When Micah Owings returned home to Gainesville three years ago after a long career in professional baseball, he saw it as a chance to return to his roots.
However, the roots the former Gainesville High, Georgia Tech, Tulane and major league standout pitcher/outfielder planted years ago are still firmly embedded in the game.
So are the roots he established in winning, as his latest endeavor as manager of the Gainesville Gol’Diggers of the Sunbelt Baseball League demonstrate.
In Owings’ second season at the helm, the Gol’Diggers ascended to the top by earning their first SBL championship by sweeping the Atlanta Crackers in the best-of-three title series earlier this month at Kennesaw State University’s Stillwell Stadium.
The title also made him the league’s Manager of the Year, which only added satisfaction that was a whole year in the making.
“I’ve been involved with the league since I came home from pro ball in 2019,” said Owings, who spent 14 years in professional baseball, including six in the majors as a pitcher for the Arizona Diamondbacks, Cincinnati Reds and San Diego Padres, as well as stints as a scout for the Seattle Mariners and a minor league coach with the Reds. “Last year, we were the Gainesville Braves. We did rebrand and change the name. This is the first year as the Gainesville Gol’Diggers. The team that we had (this season) was unbelievable. We had a good team last year, but I started building (this year’s) team last fall, and really started building it around pitching. We led the league in (team) ERA with a 2.75 as a staff, which is almost unbelievable for a whole season. I think the next closest team was a 3.40, and every other team was a 4.00- or a 5.00-plus.
“I really built it on the old school style, growing up watching the Braves winning championships (in the 1990s) with pitching all those years. I had an incredible staff, and then a really solid core of position guys, too. A lot of speed, so we put pressure on (opposing) pitchers and defenses a good bit.”
Pitching was a major factor in the Gol’Diggers’ title, with the team placing three different pitchers – Flowery Branch High graduate Zander Sechrist (University of Tennessee), Gainesville graduate Zach Valentine (Georgia Highlands College) and Jess Ackerman (Mercer University) – in the top 10 in the league in ERA among pitchers with at least 20 innings, while outfielders Trippe Moore (Georgia) and Theodor Bryant (Tennessee Tech) led the offense.

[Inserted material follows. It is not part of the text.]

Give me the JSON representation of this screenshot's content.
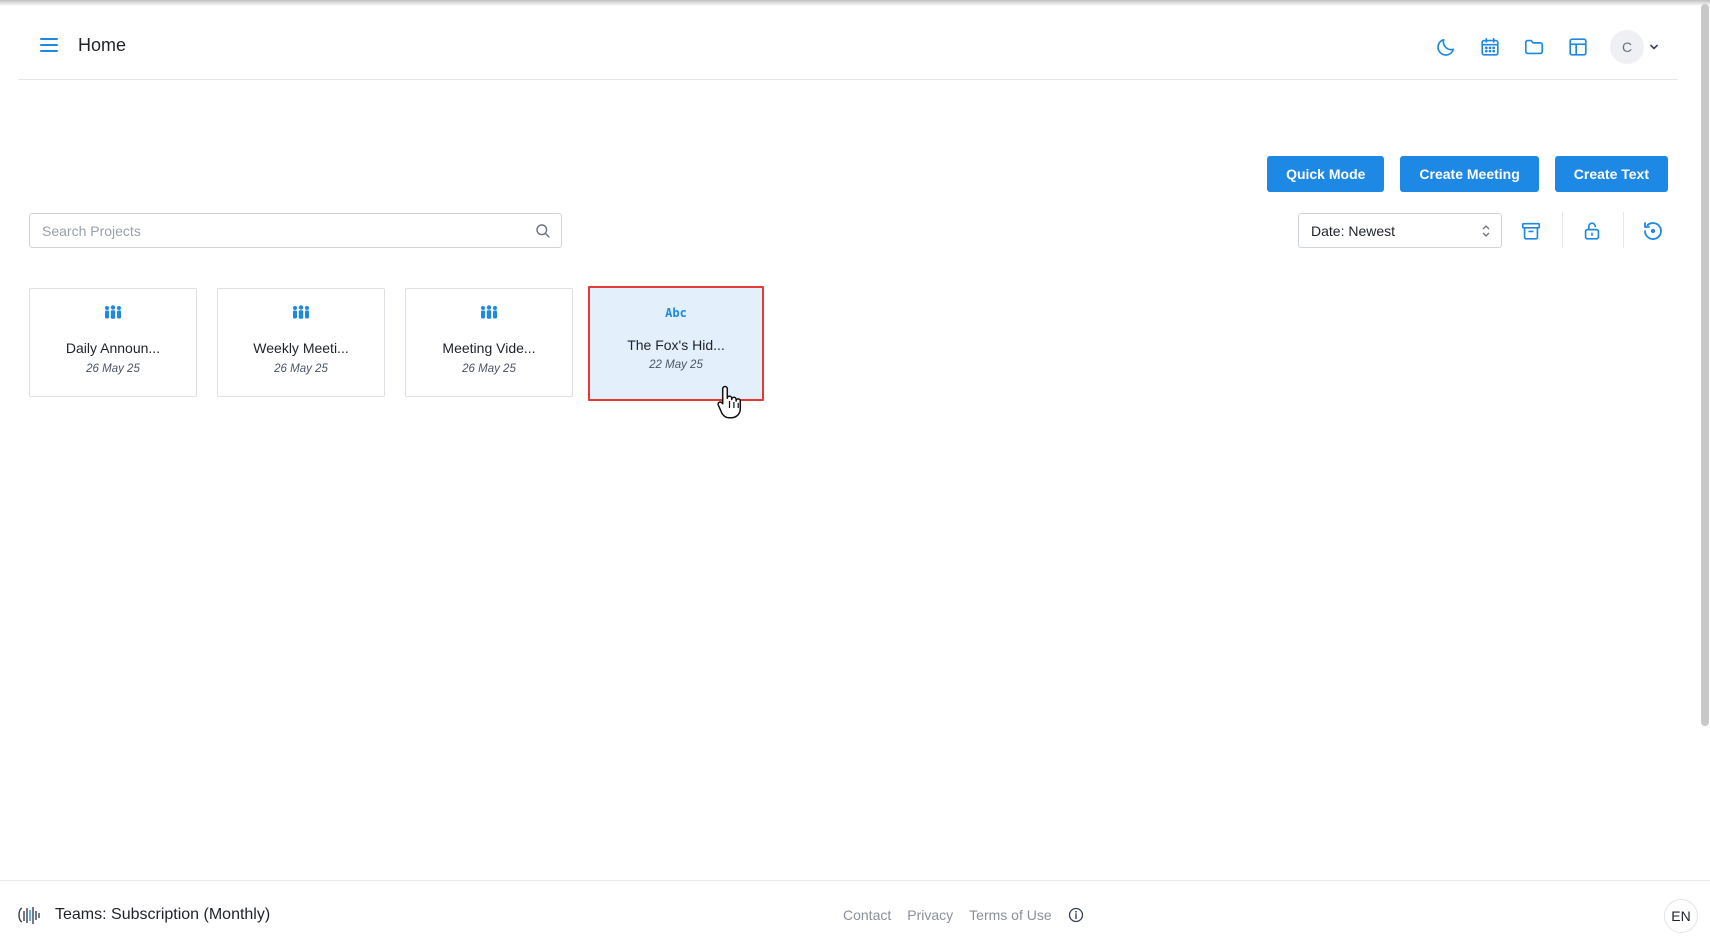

It all led up to a league record 25 wins this summer during a season in which the Gol’Diggers never lost more than two games in a row.
“(The team) just jelled together,” Owings said. “Great chemistry. They hung out off the field. I had eight out-of-state players and three host families, and I definitely want to point out how appreciative I am of the host families that took care of the six players that stayed with them. I hope to do that more in the future.
“Outside of that, I had 22 other local kids who just all enjoyed playing the game, got along. … Just a great group of staff mixed with a great group of kids. The community involvement was incredible. Hopefully, we’ll be able to grow and build on it.”
But as satisfying as the success on the field the team has enjoyed the past two summers has been for Owings, he’s enjoyed simply coaching in a summer college wood bat league like the Sunbelt League even more by allowing him to return more to his baseball roots.
“Being able to experience those … opportunities has only helped me to be able to relate to these guys that I have in the summer, and really tell a lot of them in the area (that) they don’t have to go up to the Cape (Cod League) or some other northern league,” Owings said. “The competition in the Sunbelt League, has gotten a lot better and continues to get better.”
With the Gol’Diggers being a local team, it has also allowed Owings to further cultivate his Gainesville roots, including helping run and serving as an instructor at the Ozone Sports baseball academy that he founded with his brothers Josh and Jon Mark in 2005.
“I’m enjoying being back home and being around my family,” Owings said. “I’ve missed, you know, a lot of my nephews and niece growing up – a big part of their lives. So it’s been cool to be able to see them more and just spend more time with my folks and brothers and sisters.”
Owings says he and his brothers have some big plans for Ozone, including the exploring the possibility of building a 2,000-seat stadium for the facility in Gainesville that could host regional and national travel tournaments, and would also serve as a home for the Gol’Diggers.
However, he admits he still has an itch for coaching, either on the college or pro levels, that may eventually need scratching at some point.
“(Ozone) is really going to be my focus just for now,” Owings said. “I think we have good things going on with the Gol’Diggers. It’s great. It takes up the majority of my summer, but I really enjoy the college scene of the game.
“You never know. … Any (Major League organization) could come at me and offer me (an opportunity), and I may have to chew on it and (figure out) if it’s the best decision. But I finished my (college) degree in May, and I started interviewing for some college coaching opportunities. That’s still kind of in the back of my mind. That might happen, but for now, I’m going to focus on continuing to make the Gol’Diggers the best that we can and really build some branding opportunities in the community.”